The treatment of property relations between spouses or engaged couples is an important and often overlooked aspect of matrimony. Drafting a prenuptial agreement is how future spouses can prevent potential disagreements or protect themselves against debts from the past. This is because such an agreement can modify, for example, what is and is not a part of the spouses’ joint property, how the spouses will manage their joint property, and so on.
What We Can Do for You
We can arrange the preparation of a prenuptial agreement or marital agreement governing property relations among spouses.
We can watch over the content of a prenuptial agreement or other marital agreement governing property relations between spouses and we can point out the agreement’s risks.
Basic Questions and Answers on Agreements between Spouses
When is the agreement governed by Czech law? When is it governed by foreign law?
Spouses or engaged couples can stipulate that their prenuptial agreement or other marital agreement shall be governed by the Czech legal system, as long as at least one of the spouses is a national of the Czech Republic or at least one of the spouses is its habitually resident.

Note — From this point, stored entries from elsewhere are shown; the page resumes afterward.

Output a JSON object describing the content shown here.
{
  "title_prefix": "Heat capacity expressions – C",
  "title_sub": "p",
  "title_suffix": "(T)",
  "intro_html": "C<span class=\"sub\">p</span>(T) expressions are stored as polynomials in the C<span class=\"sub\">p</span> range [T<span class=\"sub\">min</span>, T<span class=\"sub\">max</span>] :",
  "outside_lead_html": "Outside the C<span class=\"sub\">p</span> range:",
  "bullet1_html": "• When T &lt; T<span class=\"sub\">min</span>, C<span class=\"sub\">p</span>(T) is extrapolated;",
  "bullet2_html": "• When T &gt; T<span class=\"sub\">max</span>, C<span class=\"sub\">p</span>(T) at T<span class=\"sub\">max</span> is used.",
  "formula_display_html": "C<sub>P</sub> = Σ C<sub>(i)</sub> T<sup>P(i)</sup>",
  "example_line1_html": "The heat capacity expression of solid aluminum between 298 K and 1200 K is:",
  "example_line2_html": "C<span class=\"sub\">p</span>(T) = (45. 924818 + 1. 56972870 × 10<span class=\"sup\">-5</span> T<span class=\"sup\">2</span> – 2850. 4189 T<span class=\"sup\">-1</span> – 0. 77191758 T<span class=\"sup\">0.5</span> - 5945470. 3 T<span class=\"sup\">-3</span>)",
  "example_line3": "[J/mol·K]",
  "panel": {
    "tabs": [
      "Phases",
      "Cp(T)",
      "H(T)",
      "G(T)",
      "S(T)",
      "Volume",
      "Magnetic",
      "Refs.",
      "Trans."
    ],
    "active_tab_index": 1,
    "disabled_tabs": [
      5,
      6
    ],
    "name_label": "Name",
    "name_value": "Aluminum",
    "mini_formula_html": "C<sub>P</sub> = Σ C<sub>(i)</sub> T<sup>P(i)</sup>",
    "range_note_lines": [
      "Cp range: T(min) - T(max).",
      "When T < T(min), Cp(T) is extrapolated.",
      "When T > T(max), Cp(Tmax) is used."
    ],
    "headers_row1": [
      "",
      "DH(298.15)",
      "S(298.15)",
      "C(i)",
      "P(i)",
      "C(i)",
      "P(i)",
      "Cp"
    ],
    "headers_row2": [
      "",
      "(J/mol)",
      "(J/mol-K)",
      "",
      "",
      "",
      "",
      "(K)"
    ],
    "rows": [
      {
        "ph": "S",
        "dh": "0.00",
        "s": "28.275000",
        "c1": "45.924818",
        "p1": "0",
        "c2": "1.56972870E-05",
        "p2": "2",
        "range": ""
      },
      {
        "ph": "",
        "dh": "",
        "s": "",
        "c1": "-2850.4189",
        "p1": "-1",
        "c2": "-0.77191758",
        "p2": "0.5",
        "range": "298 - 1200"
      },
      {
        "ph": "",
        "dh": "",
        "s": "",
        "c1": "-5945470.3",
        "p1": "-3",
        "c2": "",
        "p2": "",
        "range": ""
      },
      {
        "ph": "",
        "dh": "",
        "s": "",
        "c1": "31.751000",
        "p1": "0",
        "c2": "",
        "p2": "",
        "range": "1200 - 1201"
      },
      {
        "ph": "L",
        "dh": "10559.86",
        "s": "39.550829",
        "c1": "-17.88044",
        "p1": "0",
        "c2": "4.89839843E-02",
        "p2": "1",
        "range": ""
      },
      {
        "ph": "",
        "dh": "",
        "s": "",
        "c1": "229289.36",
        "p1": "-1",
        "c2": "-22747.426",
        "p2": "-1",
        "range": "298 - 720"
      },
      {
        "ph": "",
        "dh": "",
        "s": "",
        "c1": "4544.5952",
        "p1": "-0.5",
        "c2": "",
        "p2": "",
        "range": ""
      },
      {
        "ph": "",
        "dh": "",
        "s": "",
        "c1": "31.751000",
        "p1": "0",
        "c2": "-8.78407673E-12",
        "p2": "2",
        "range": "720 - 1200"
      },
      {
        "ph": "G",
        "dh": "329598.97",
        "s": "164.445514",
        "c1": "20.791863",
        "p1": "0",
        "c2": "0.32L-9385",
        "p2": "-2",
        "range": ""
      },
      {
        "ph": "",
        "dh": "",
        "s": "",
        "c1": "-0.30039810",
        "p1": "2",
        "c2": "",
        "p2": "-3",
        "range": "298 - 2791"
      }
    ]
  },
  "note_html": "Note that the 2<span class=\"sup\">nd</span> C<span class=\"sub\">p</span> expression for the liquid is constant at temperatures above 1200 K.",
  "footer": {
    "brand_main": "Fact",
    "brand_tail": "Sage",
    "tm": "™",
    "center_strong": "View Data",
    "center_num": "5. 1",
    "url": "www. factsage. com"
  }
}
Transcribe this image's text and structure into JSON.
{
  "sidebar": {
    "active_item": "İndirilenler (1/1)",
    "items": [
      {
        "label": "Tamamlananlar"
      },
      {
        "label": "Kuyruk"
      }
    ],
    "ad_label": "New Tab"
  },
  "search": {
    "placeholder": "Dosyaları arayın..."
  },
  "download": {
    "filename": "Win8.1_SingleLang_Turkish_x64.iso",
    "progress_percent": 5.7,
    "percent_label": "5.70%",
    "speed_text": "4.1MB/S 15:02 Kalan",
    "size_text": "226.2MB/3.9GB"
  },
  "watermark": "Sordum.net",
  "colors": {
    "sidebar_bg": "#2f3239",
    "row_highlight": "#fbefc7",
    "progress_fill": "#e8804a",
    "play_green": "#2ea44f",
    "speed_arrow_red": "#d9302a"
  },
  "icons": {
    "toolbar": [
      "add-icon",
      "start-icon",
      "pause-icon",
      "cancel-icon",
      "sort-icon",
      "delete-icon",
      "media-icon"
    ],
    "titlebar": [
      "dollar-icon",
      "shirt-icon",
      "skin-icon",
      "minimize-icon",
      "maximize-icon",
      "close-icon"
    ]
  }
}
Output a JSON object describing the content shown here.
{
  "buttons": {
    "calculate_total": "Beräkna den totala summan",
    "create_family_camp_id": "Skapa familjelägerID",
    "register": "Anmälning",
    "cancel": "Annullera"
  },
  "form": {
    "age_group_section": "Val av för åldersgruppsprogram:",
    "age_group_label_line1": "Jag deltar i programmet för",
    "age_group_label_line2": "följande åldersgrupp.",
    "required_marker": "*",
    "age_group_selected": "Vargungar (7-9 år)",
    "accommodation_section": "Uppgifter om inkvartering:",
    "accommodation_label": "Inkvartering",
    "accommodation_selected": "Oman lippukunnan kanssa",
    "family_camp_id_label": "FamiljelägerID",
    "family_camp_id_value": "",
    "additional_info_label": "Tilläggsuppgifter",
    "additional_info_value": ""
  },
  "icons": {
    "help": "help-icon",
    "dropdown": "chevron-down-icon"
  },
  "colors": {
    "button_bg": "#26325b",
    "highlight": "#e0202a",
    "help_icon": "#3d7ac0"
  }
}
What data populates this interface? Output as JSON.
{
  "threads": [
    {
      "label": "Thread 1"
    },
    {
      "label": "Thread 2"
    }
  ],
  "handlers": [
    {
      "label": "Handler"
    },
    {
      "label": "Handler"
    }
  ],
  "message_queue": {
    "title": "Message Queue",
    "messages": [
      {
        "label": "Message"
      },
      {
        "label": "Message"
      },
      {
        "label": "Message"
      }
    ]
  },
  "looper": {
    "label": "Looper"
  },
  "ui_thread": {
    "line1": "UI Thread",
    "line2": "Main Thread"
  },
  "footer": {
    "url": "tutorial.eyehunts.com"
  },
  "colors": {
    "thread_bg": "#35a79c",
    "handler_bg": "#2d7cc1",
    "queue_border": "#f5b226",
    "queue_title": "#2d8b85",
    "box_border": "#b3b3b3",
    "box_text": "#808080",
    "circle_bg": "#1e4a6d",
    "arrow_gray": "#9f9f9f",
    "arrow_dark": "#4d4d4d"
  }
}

If the future spouses do not concur regarding the legal system that the agreement will be governed by, their matrimonial property regime will, with a few exceptions, be governed by the law of the country
- of the spouses‘ first common habitual residence after the conclusion of the marriage, or if there is no such country;
- of which both spouses are nationals at the time of the conclusion of the marriage, or if there is no such country;
- with which the spouses jointly have the closest connection at the time of the conclusion of the marriage.
Example: Let us imagine here that a Czech and a German plan to marry and that each of them has lived so far in their country of origin. They thus can reach an agreement that their matrimonial property regime will be governed by Czech or German law. If they do not reach such an agreement, their matrimonial property regime will be governed by the law of the first country in which they reside after entering into the marriage. This could be, for example, France, where they might both be working after the start of the marriage. If the spouses were, say, to then move to Spain, or anywhere else, this would not affect the governing law, and their property relations would continue to be governed by French law without regard to the long time that has passed since their having left that country.
In exceptional cases, and at the request of either of the spouses, a Czech court could decide, in a matter of matrimonial property relations, that the property relations in that marriage are governed by the law of another country.
How does a matrimonial property regime work, and how can it be modified under Czech law?
In general under Czech law, spouses’ joint property contains anything that either of the spouses has gained, or that both spouses have gained jointly, for the duration of the marriage. However, exceptions do exist.
Spouses’ joint property does not include for example:
- items for the personal use of one of the spouses
- what one of the spouses has acquired as a gift or inheritance
- what one of the spouses earned by selling things that belong to his exclusive property
On the contrary, any profit earned from an item that was exclusively owned by one of the spouses is still included in their joint property. Thus for example rent earned on an apartment owned by one of the spouses, bought by them before they entered into the marriage, will typically be part of the spouses’ joint property.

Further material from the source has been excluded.